15	DNA protection during starvation protein 2	Q8RPQ2	16,749	9	76% (88)	1.23	1.16	0.93	1.58	Protects DNA from oxidative damage by sequestering intracellular Fe^2+ ion and storing it in the form of Fe^3+ oxyhydroxide mineral.
16	DNA-binding protein HU	Q7A0U9	9,606	7	72% (96)	1.14	1.25	1.28	1.61	Histone-like DNA-binding protein which is capable of wrapping DNA to stabilize it, and thus to prevent its denaturation under extreme environmental conditions.

Notes: ^aRatios to MRSA indicated the fold changes in protein volume among micelles, CN-S, CN-M, and CN-L versus MRSA samples, respectively. The ratios > 1.0 mean the proteins whose expression levels were increased upon treatments of compounds, while ratios < −1.0 indicate the proteins were downregulated under the exposure to compounds. ^bAnalyzing the gel images using GeneTools software.
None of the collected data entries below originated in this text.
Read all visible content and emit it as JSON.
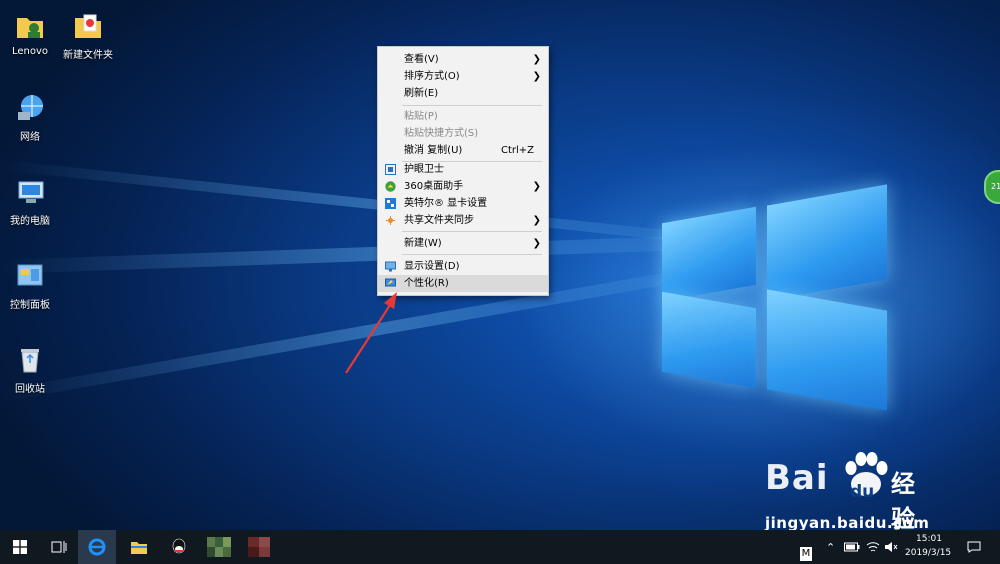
{
  "desktop": {
    "icons": [
      {
        "label": "Lenovo",
        "icon": "user-folder-icon"
      },
      {
        "label": "新建文件夹",
        "icon": "folder-icon"
      },
      {
        "label": "网络",
        "icon": "network-icon"
      },
      {
        "label": "我的电脑",
        "icon": "computer-icon"
      },
      {
        "label": "控制面板",
        "icon": "control-panel-icon"
      },
      {
        "label": "回收站",
        "icon": "recycle-bin-icon"
      }
    ]
  },
  "context_menu": {
    "items": [
      {
        "label": "查看(V)",
        "submenu": true
      },
      {
        "label": "排序方式(O)",
        "submenu": true
      },
      {
        "label": "刷新(E)"
      },
      {
        "label": "粘贴(P)",
        "disabled": true
      },
      {
        "label": "粘贴快捷方式(S)",
        "disabled": true
      },
      {
        "label": "撤消 复制(U)",
        "shortcut": "Ctrl+Z"
      },
      {
        "label": "护眼卫士",
        "icon": "eye-guard-icon"
      },
      {
        "label": "360桌面助手",
        "icon": "360-desktop-icon",
        "submenu": true
      },
      {
        "label": "英特尔® 显卡设置",
        "icon": "intel-graphics-icon"
      },
      {
        "label": "共享文件夹同步",
        "icon": "share-sync-icon",
        "submenu": true
      },
      {
        "label": "新建(W)",
        "submenu": true
      },
      {
        "label": "显示设置(D)",
        "icon": "display-settings-icon"
      },
      {
        "label": "个性化(R)",
        "icon": "personalize-icon",
        "highlighted": true
      }
    ]
  },
  "taskbar": {
    "buttons": [
      "start-icon",
      "task-view-icon",
      "ie-icon",
      "file-explorer-icon",
      "qq-icon",
      "app-1-icon",
      "app-2-icon"
    ],
    "tray": {
      "time": "15:01",
      "date": "2019/3/15",
      "ime": "M"
    }
  },
  "widget": {
    "text": "21"
  },
  "watermark": {
    "brand": "Bai",
    "brand2": "du",
    "product": "经验",
    "url": "jingyan.baidu.com"
  },
  "colors": {
    "accent": "#e53935",
    "menu_bg": "#f2f2f2",
    "taskbar": "#101820"
  }
}
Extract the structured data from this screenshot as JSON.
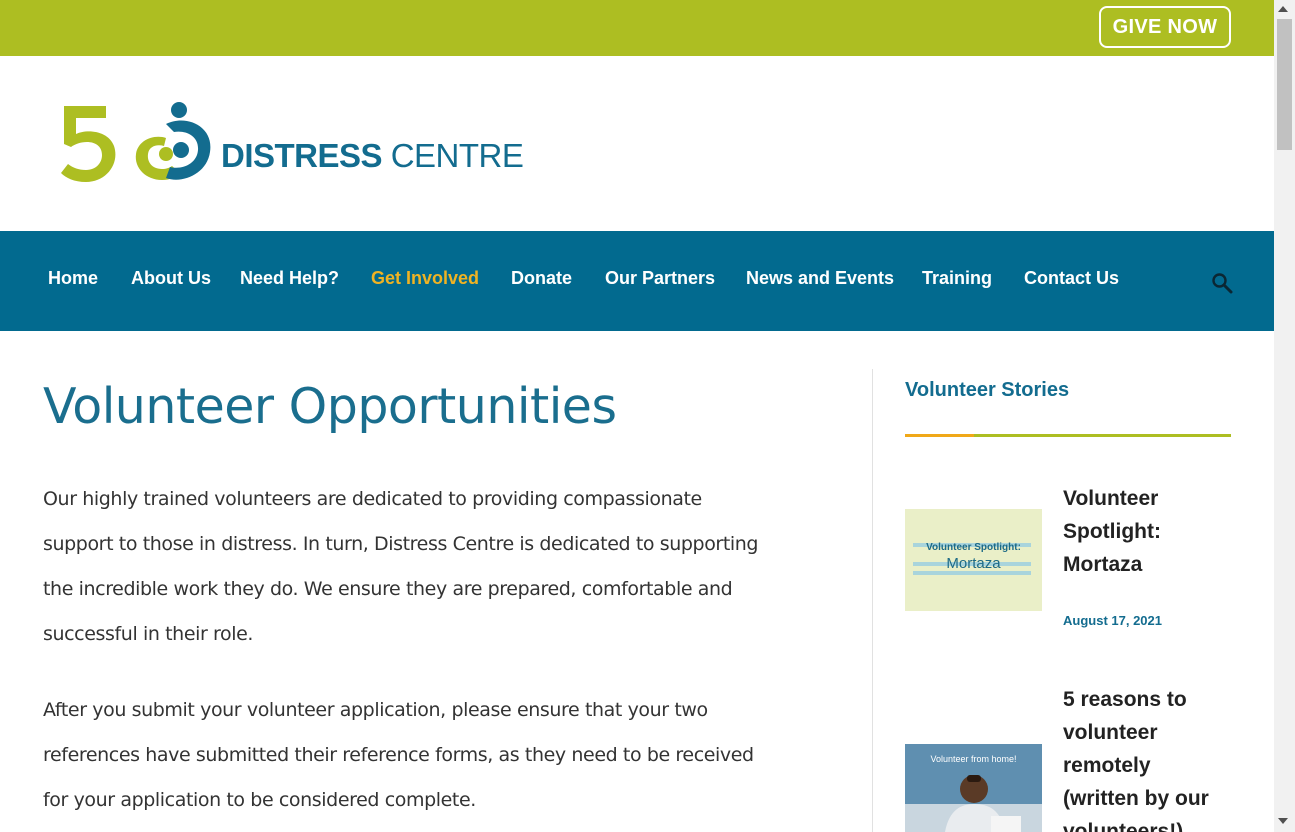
{
  "top_bar": {
    "give_label": "GIVE NOW"
  },
  "logo": {
    "word_bold": "DISTRESS",
    "word_light": "CENTRE"
  },
  "nav": {
    "items": [
      {
        "label": "Home"
      },
      {
        "label": "About Us"
      },
      {
        "label": "Need Help?"
      },
      {
        "label": "Get Involved",
        "active": true
      },
      {
        "label": "Donate"
      },
      {
        "label": "Our Partners"
      },
      {
        "label": "News and Events"
      },
      {
        "label": "Training"
      },
      {
        "label": "Contact Us"
      }
    ],
    "search_icon": "search-icon"
  },
  "main": {
    "title": "Volunteer Opportunities",
    "para1": [
      "Our highly trained volunteers are dedicated to providing compassionate",
      "support to those in distress.  In turn, Distress Centre is dedicated to supporting",
      "the incredible work they do. We ensure they are prepared, comfortable and",
      "successful in their role."
    ],
    "para2": [
      "After you submit your volunteer application, please ensure that your two",
      "references have submitted their reference forms, as they need to be received",
      "for your application to be considered complete."
    ]
  },
  "sidebar": {
    "title": "Volunteer Stories",
    "posts": [
      {
        "title_lines": [
          "Volunteer",
          "Spotlight:",
          "Mortaza"
        ],
        "date": "August 17, 2021",
        "thumb_line1": "Volunteer Spotlight:",
        "thumb_line2": "Mortaza"
      },
      {
        "title_lines": [
          "5 reasons to",
          "volunteer",
          "remotely",
          "(written by our",
          "volunteers!)"
        ],
        "thumb_caption": "Volunteer from home!"
      }
    ]
  },
  "colors": {
    "top_bar": "#adbe22",
    "nav_bg": "#026a8f",
    "nav_active": "#f0b323",
    "heading_blue": "#1a6e8e",
    "accent_orange": "#f0a818"
  }
}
Figure 5 The genomic and proteomic profiles of MRSA treated by micelles and squalene@CPC nanoemulsions: (A) analysis of the quality of MRSA genomic DNA by agarose gel electrophoresis; (B) total protein concentration in MRSA; and (C) the protein change of MRSA analyzed by SDS-PAGE and MALDI-TOF/TOF mass. All data are presented as the mean of three experiments±S.D. ***p < 0.001; **p < 0.01; *p < 0.05.